# Snow depth Map for Northeast



## Oshkosh (Sep 11, 2005)

Hardly enough snow to even ride central NH/Maine south....
Notice the "0" in southern NH/ME and northern Mass.......
I hope Saturday turns that around...

http://www.erh.noaa.gov/nerfc/graphics/snowmaps/html/snow_depth.html


----------



## grandview (Oct 9, 2005)

Boy that off here. They have 1 inch yet the official NOAA is a mile from my house and they have us down for 25 inches.


----------



## Oshkosh (Sep 11, 2005)

Its right on here, "0" is pretty hard to screw up for current ground cover...


----------



## grandview (Oct 9, 2005)

Never mine.
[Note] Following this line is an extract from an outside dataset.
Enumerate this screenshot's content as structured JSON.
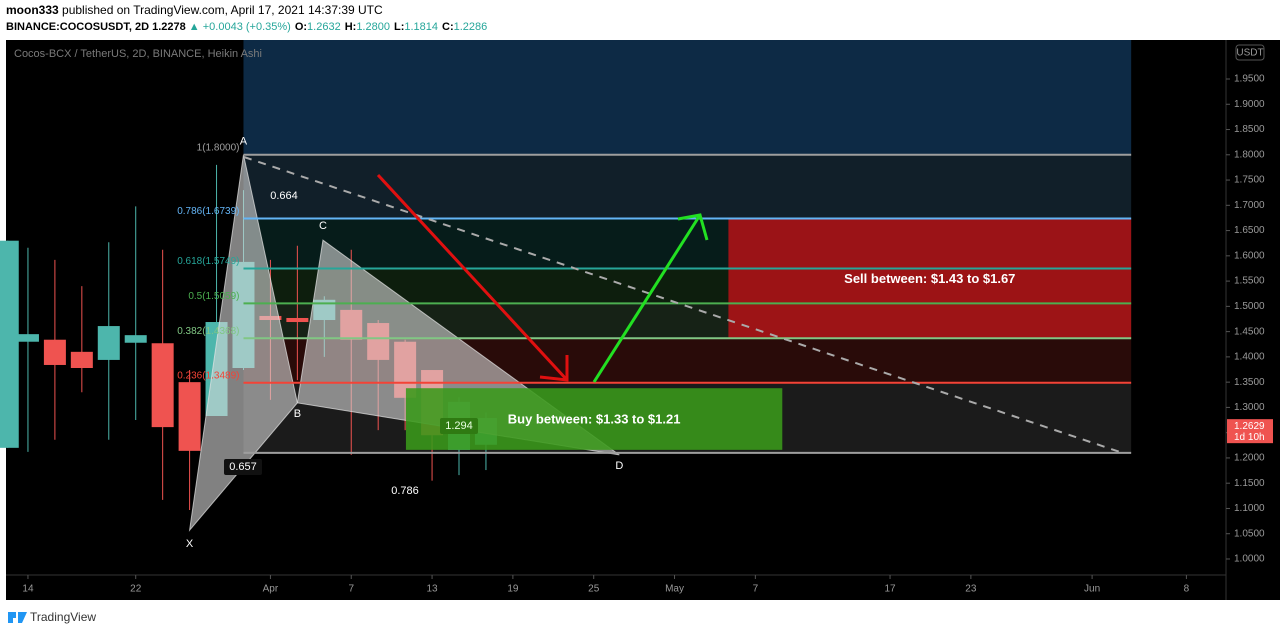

I didn't see snow depth ,thought it was snow totals.


----------



## Oshkosh (Sep 11, 2005)

I think we are up to 7.8" official since Halloween....Not a great start....lol


----------



## jhall22guitar (Dec 11, 2011)

Accuweather is saying 2.4in here Saturday in Norton. If they are wrong they better change their name.


----------



## Oshkosh (Sep 11, 2005)

jhall22guitar;1444011 said:


> Accuweather is saying 2.4in here Saturday in Norton. If they are wrong they better change their name.


lol, 
2.4" if it comes down fast enough maybe enough to get our plows out otherwise Mass DOT will handle it with the combos only ...
Keeping my fingers crossed..


----------



## jhall22guitar (Dec 11, 2011)

Oshkosh;1444025 said:


> lol,
> 2.4" if it comes down fast enough maybe enough to get our plows out otherwise Mass DOT will handle it with the combos only ...
> Keeping my fingers crossed..


WBZ is sayin 6 inches here in Norton now, with 6+ on Cape. I posted in the MA/CT/etc forum.


----------



## Oshkosh (Sep 11, 2005)

It is optimistic sounding, I will feel better about 6pm tomorrow evening if they are still adding inches to the forecast.....
A 24 hour push would not hurt my feelings at all....


----------



## jmac5058 (Sep 28, 2009)

At least the temps. look good for this weekend.Most storms this season have been 10+* too warm.But I will belive it when I see it most storms have been starved for moisture and riding south of Mass.


----------



## Oshkosh (Sep 11, 2005)

jmac5058;1444099 said:


> At least the temps. look good for this weekend.Most storms this season have been 10+* too warm.But I will believe it when I see it most storms have been starved for moisture and riding south of Mass.


As with the previous storms this one also has to come together just right. We will see....
They are saying if the cold front moves in too quickly it will push the moisture out to sea.That being said most of the computer models that our weather people rely on so much are leaning towards more snow as of now....


----------